Si può anche amare un paesaggio, il proprio paese, che è diventato un luogo dell’anima, il ricordo di un viaggio che suscita visioni che fanno parte essenziale della nostra vita; si può amare un animale e piangere sulla sua morte; si possono amare fiori e piante con cui alcuni sono addirittura capaci di porsi in comunicazione. L’amore per il Bene e la Giustizia può essere tanto forte da spingerci ad offrire la nostra vita, a testimonianza, dinanzi a chi perversamente li nega, della loro presenza sacra in noi. So benissimo che qualcuno può qui obiettare che, quando parliamo di Bene e di Giustizia, entriamo nella sfera della soggettività.
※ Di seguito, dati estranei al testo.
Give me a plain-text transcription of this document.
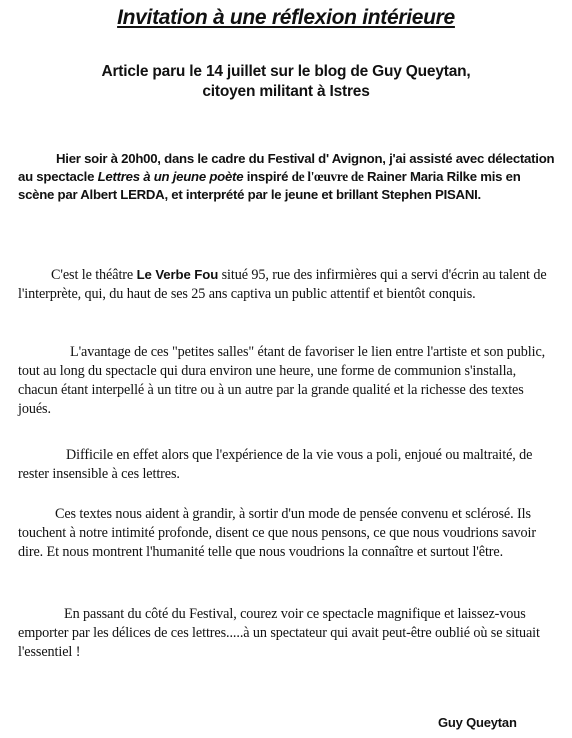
Invitation à une réflexion intérieure
Article paru le 14 juillet sur le blog de Guy Queytan,
citoyen militant à Istres
Hier soir à 20h00, dans le cadre du Festival d' Avignon, j'ai assisté avec délectation au spectacle Lettres à un jeune poète inspiré de l'œuvre de Rainer Maria Rilke mis en scène par Albert LERDA, et interprété par le jeune et brillant Stephen PISANI.
C'est le théâtre Le Verbe Fou situé 95, rue des infirmières qui a servi d'écrin au talent de l'interprète, qui, du haut de ses 25 ans captiva un public attentif et bientôt conquis.
L'avantage de ces "petites salles" étant de favoriser le lien entre l'artiste et son public, tout au long du spectacle qui dura environ une heure, une forme de communion s'installa, chacun étant interpellé à un titre ou à un autre par la grande qualité et la richesse des textes joués.
Difficile en effet alors que l'expérience de la vie vous a poli, enjoué ou maltraité, de rester insensible à ces lettres.
Ces textes nous aident à grandir, à sortir d'un mode de pensée convenu et sclérosé. Ils touchent à notre intimité profonde, disent ce que nous pensons, ce que nous voudrions savoir dire. Et nous montrent l'humanité telle que nous voudrions la connaître et surtout l'être.
En passant du côté du Festival, courez voir ce spectacle magnifique et laissez-vous emporter par les délices de ces lettres.....à un spectateur qui avait peut-être oublié où se situait l'essentiel !
Guy Queytan
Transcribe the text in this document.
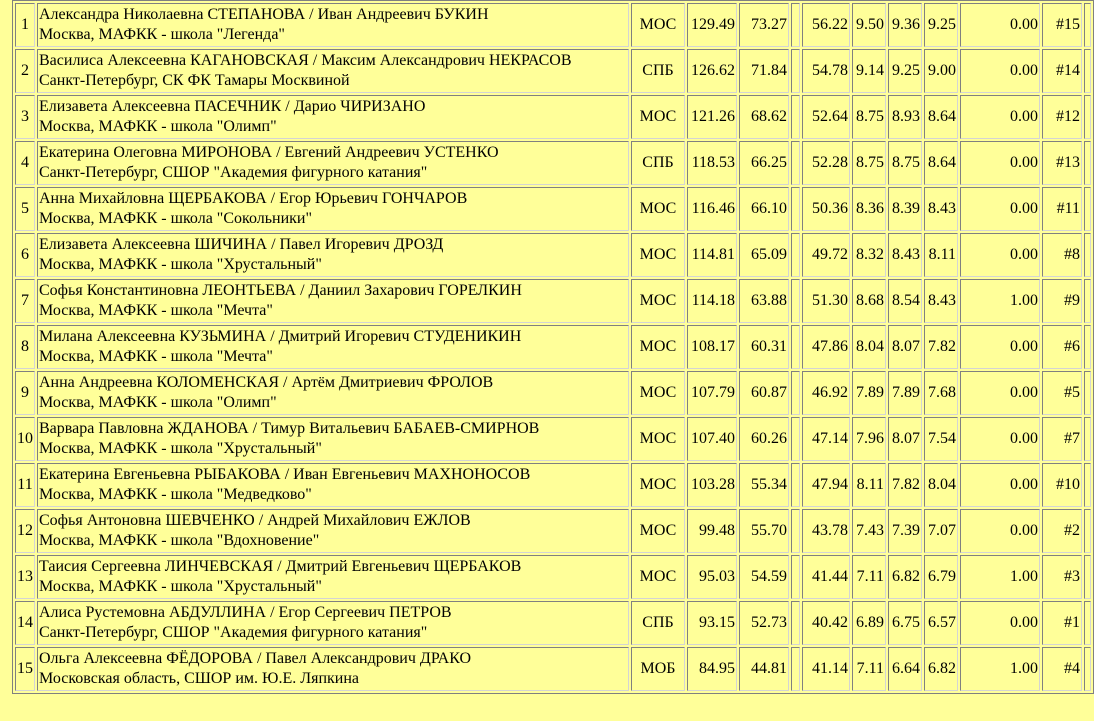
1	Александра Николаевна СТЕПАНОВА / Иван Андреевич БУКИН
Москва, МАФКК - школа "Легенда"	МОС	129.49	73.27		56.22	9.50	9.36	9.25	0.00	#15	
2	Василиса Алексеевна КАГАНОВСКАЯ / Максим Александрович НЕКРАСОВ
Санкт-Петербург, СК ФК Тамары Москвиной	СПБ	126.62	71.84		54.78	9.14	9.25	9.00	0.00	#14	
3	Елизавета Алексеевна ПАСЕЧНИК / Дарио ЧИРИЗАНО
Москва, МАФКК - школа "Олимп"	МОС	121.26	68.62		52.64	8.75	8.93	8.64	0.00	#12	
4	Екатерина Олеговна МИРОНОВА / Евгений Андреевич УСТЕНКО
Санкт-Петербург, СШОР "Академия фигурного катания"	СПБ	118.53	66.25		52.28	8.75	8.75	8.64	0.00	#13	
5	Анна Михайловна ЩЕРБАКОВА / Егор Юрьевич ГОНЧАРОВ
Москва, МАФКК - школа "Сокольники"	МОС	116.46	66.10		50.36	8.36	8.39	8.43	0.00	#11	
6	Елизавета Алексеевна ШИЧИНА / Павел Игоревич ДРОЗД
Москва, МАФКК - школа "Хрустальный"	МОС	114.81	65.09		49.72	8.32	8.43	8.11	0.00	#8	
7	Софья Константиновна ЛЕОНТЬЕВА / Даниил Захарович ГОРЕЛКИН
Москва, МАФКК - школа "Мечта"	МОС	114.18	63.88		51.30	8.68	8.54	8.43	1.00	#9	
8	Милана Алексеевна КУЗЬМИНА / Дмитрий Игоревич СТУДЕНИКИН
Москва, МАФКК - школа "Мечта"	МОС	108.17	60.31		47.86	8.04	8.07	7.82	0.00	#6	
9	Анна Андреевна КОЛОМЕНСКАЯ / Артём Дмитриевич ФРОЛОВ
Москва, МАФКК - школа "Олимп"	МОС	107.79	60.87		46.92	7.89	7.89	7.68	0.00	#5	
10	Варвара Павловна ЖДАНОВА / Тимур Витальевич БАБАЕВ-СМИРНОВ
Москва, МАФКК - школа "Хрустальный"	МОС	107.40	60.26		47.14	7.96	8.07	7.54	0.00	#7	
11	Екатерина Евгеньевна РЫБАКОВА / Иван Евгеньевич МАХНОНОСОВ
Москва, МАФКК - школа "Медведково"	МОС	103.28	55.34		47.94	8.11	7.82	8.04	0.00	#10	
12	Софья Антоновна ШЕВЧЕНКО / Андрей Михайлович ЕЖЛОВ
Москва, МАФКК - школа "Вдохновение"	МОС	99.48	55.70		43.78	7.43	7.39	7.07	0.00	#2	
13	Таисия Сергеевна ЛИНЧЕВСКАЯ / Дмитрий Евгеньевич ЩЕРБАКОВ
Москва, МАФКК - школа "Хрустальный"	МОС	95.03	54.59		41.44	7.11	6.82	6.79	1.00	#3	
14	Алиса Рустемовна АБДУЛЛИНА / Егор Сергеевич ПЕТРОВ
Санкт-Петербург, СШОР "Академия фигурного катания"	СПБ	93.15	52.73		40.42	6.89	6.75	6.57	0.00	#1	
15	Ольга Алексеевна ФЁДОРОВА / Павел Александрович ДРАКО
Московская область, СШОР им. Ю.Е. Ляпкина	МОБ	84.95	44.81		41.14	7.11	6.64	6.82	1.00	#4	
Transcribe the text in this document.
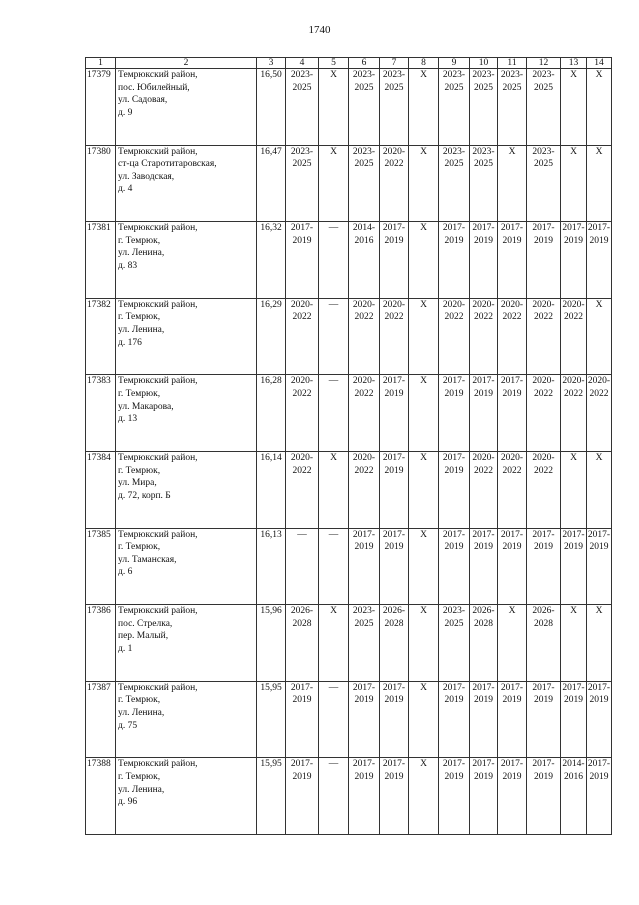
1740
1	2	3	4	5	6	7	8	9	10	11	12	13	14
17379	Темрюкский район,
пос. Юбилейный,
ул. Садовая,
д. 9	16,50	2023-
2025	X	2023-
2025	2023-
2025	X	2023-
2025	2023-
2025	2023-
2025	2023-
2025	X	X

17380	Темрюкский район,
ст-ца Старотитаровская,
ул. Заводская,
д. 4	16,47	2023-
2025	X	2023-
2025	2020-
2022	X	2023-
2025	2023-
2025	X	2023-
2025	X	X

17381	Темрюкский район,
г. Темрюк,
ул. Ленина,
д. 83	16,32	2017-
2019	—	2014-
2016	2017-
2019	X	2017-
2019	2017-
2019	2017-
2019	2017-
2019	2017-
2019	2017-
2019

17382	Темрюкский район,
г. Темрюк,
ул. Ленина,
д. 176	16,29	2020-
2022	—	2020-
2022	2020-
2022	X	2020-
2022	2020-
2022	2020-
2022	2020-
2022	2020-
2022	X

17383	Темрюкский район,
г. Темрюк,
ул. Макарова,
д. 13	16,28	2020-
2022	—	2020-
2022	2017-
2019	X	2017-
2019	2017-
2019	2017-
2019	2020-
2022	2020-
2022	2020-
2022

17384	Темрюкский район,
г. Темрюк,
ул. Мира,
д. 72, корп. Б	16,14	2020-
2022	X	2020-
2022	2017-
2019	X	2017-
2019	2020-
2022	2020-
2022	2020-
2022	X	X

17385	Темрюкский район,
г. Темрюк,
ул. Таманская,
д. 6	16,13	—	—	2017-
2019	2017-
2019	X	2017-
2019	2017-
2019	2017-
2019	2017-
2019	2017-
2019	2017-
2019

17386	Темрюкский район,
пос. Стрелка,
пер. Малый,
д. 1	15,96	2026-
2028	X	2023-
2025	2026-
2028	X	2023-
2025	2026-
2028	X	2026-
2028	X	X

17387	Темрюкский район,
г. Темрюк,
ул. Ленина,
д. 75	15,95	2017-
2019	—	2017-
2019	2017-
2019	X	2017-
2019	2017-
2019	2017-
2019	2017-
2019	2017-
2019	2017-
2019

17388	Темрюкский район,
г. Темрюк,
ул. Ленина,
д. 96	15,95	2017-
2019	—	2017-
2019	2017-
2019	X	2017-
2019	2017-
2019	2017-
2019	2017-
2019	2014-
2016	2017-
2019
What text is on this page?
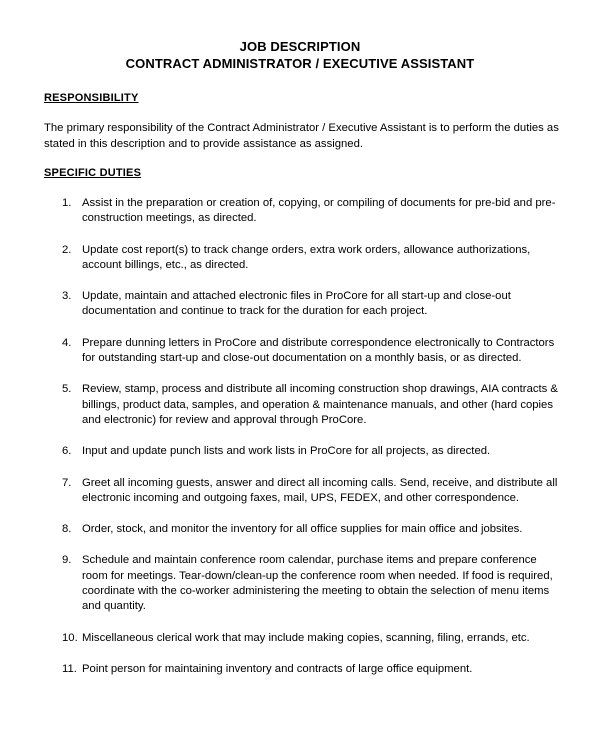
JOB DESCRIPTION
CONTRACT ADMINISTRATOR / EXECUTIVE ASSISTANT
RESPONSIBILITY
The primary responsibility of the Contract Administrator / Executive Assistant is to perform the duties as stated in this description and to provide assistance as assigned.
SPECIFIC DUTIES
1. Assist in the preparation or creation of, copying, or compiling of documents for pre-bid and pre-construction meetings, as directed.
2. Update cost report(s) to track change orders, extra work orders, allowance authorizations, account billings, etc., as directed.
3. Update, maintain and attached electronic files in ProCore for all start-up and close-out documentation and continue to track for the duration for each project.
4. Prepare dunning letters in ProCore and distribute correspondence electronically to Contractors for outstanding start-up and close-out documentation on a monthly basis, or as directed.
5. Review, stamp, process and distribute all incoming construction shop drawings, AIA contracts & billings, product data, samples, and operation & maintenance manuals, and other (hard copies and electronic) for review and approval through ProCore.
6. Input and update punch lists and work lists in ProCore for all projects, as directed.
7. Greet all incoming guests, answer and direct all incoming calls. Send, receive, and distribute all electronic incoming and outgoing faxes, mail, UPS, FEDEX, and other correspondence.
8. Order, stock, and monitor the inventory for all office supplies for main office and jobsites.
9. Schedule and maintain conference room calendar, purchase items and prepare conference room for meetings. Tear-down/clean-up the conference room when needed. If food is required, coordinate with the co-worker administering the meeting to obtain the selection of menu items and quantity.
10. Miscellaneous clerical work that may include making copies, scanning, filing, errands, etc.
11. Point person for maintaining inventory and contracts of large office equipment.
Questo è un altro problema da discutere a parte per la sua complessità. Qui mi limito a dire che, allorché si parla di Bene, si dovrebbe fare riferimento a un bene concreto, non ad una idea astratta, che per la sua astrattezza è vuota. Si può invece, analizzando la realtà e utilizzando quindi gli strumenti scientifici della ricerca antropologica, che nell’uomo esiste l’impulso alla conservazione di sé all’interno di una società non conflittuale in cui emerge la consapevolezza di darsi delle leggi.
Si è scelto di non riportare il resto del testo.